My old man was not much on plumbers, electricians, garages or repair shops of any kind. As long as it was even close to possible and for as long as he could, dad fixed things himself. He was pretty good with cars, but his expertise did not extend very far into the interior of our old house. Chez Weaver was often soggy with leaky elbow joints and electrical wiring that would scare a county code inspector to death. The rig he created to get extension phones into every room of our house looked like Medusa on a bad hair day.
Like I said, dad was good with cars, but he always had his own special way of getting a repair job done; never, ever the way you or I may have done it and God forbid he actually look into the owner’s manual. I am not sure the old man even knew that cars came with an owner's manual. I sure as hell never saw him look at one.

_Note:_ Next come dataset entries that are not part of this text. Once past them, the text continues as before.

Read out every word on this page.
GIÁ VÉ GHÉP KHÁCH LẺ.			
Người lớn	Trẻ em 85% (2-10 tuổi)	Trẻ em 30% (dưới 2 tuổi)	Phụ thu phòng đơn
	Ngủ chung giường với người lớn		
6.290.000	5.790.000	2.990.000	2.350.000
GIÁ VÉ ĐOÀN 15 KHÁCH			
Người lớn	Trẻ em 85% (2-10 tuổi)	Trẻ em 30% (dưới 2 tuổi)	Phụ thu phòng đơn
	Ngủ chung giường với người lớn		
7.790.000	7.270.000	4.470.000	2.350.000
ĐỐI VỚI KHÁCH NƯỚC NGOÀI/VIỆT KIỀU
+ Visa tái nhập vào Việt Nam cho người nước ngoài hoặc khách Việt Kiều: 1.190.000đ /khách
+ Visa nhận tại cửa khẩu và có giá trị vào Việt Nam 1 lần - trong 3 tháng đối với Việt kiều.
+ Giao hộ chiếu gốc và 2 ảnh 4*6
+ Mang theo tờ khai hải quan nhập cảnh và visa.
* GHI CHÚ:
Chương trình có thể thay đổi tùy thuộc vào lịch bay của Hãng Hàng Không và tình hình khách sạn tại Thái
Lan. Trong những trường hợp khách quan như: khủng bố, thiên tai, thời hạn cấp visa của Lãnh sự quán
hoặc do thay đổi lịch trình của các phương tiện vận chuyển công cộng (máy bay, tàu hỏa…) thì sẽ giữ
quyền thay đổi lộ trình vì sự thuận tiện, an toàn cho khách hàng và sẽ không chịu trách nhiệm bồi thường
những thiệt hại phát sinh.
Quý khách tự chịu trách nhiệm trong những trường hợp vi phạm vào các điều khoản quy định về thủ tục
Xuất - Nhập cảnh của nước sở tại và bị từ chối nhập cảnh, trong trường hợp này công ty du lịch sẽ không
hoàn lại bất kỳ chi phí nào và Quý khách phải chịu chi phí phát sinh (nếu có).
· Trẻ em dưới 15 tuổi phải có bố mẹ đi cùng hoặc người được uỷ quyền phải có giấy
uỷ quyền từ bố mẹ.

One of his greatest automotive moments came on Christmas I was 17 and we spent Christmas Eve putting a new transmission in my old car. The tranny in my ’68 Chevy station wagon had finally ground itself to death and I was in complete freak-out mode that I was going to be carless at Christmas. The equation was pretty simple;
Carless = Girlfriendless = No fun under the mistletoe.
I certainly didn’t have the money for a new automatic transmission, so my Christmas was looking pretty blue. Enter dad, the blue-collar Santa.
“I’ll drive you to the junkyard and get you a transmission and you can help me put it in on Saturday…we’ll call it your Christmas present.”
“But Saturday is Christmas Eve, Dad!”
“That’s the deal, take it or leave it.”
A junkyard transmission for Christmas - and I get to put it in on Christmas Eve.
I don’t believe Bing - or even Elvis - has a song about that one.
Saturday dawned very, very early and good, old-fashioned east coast, Chesapeake Bay, sleet-in-your-face-in December cold. We went to the junkyard and Dad haggled his best deal on my oily Christmas present and we hauled it to our backyard to put it in my Chevy.
Of course we didn't own the proper jacks or lifts. Oh, I’m sure we could have borrowed them somewhere, but dad was never one to stop in the middle of a job for a little thing like not having the right tools.
"Get me those old books from the shed, son," he said.
"That old set of A&P encyclopaedias we're gonna burn this winter."
Like I said, the old man never even looked at an owner’s manual. What was he going to do? Look up “T” for transmission?
"What do you need encyclopaedias for, Dad?"
“Ray, just do what I say and get me the damn books."
Now, you are going to have to try and picture this -
December on the Chesapeake. Colder than your wife's feet in the middle of your back. My mission, with no choice at all as to whether I accepted it or not, was to lay upon the frozen earth, underneath my Chevy station wagon, and wedge volumes of the A&P Supermarket Illustrated Encyclopaedia, one by one, under the transmission my father was lifting by throwing all of his weight on a 6 foot long two-by-four. We had already dropped the old transmission to the ground and were using it as a fulcrum. Enough leverage (and books) would "lift that sucker up to where we can just bolt her right on. Nothin’ to it, son.”
It worked like a charm.
No earth science class ever gave a better demonstration of the principals of leverage, and no set of crummy supermarket encyclopaedias were ever put to better use. They also got pretty soaked with transmission fluid, so they "burned real good" too. We used them as kindling all winter.
I do not, in these more enlightened times, recommend automatic transmission fluid as a fire starter. But it was a different world then, and my old man didn't waste anything.
My dad was still alive when I wrote 'Half the Man' and I’m glad he had the chance to hear it. I have tried over the years to rewrite it so it would be shorter and perhaps more commercial and maybe find a nice lucrative home with a Nashville artist. In the end, it always wanted to be just what it is; a somewhat corny but honest and heartfelt declaration of love from a son to his father.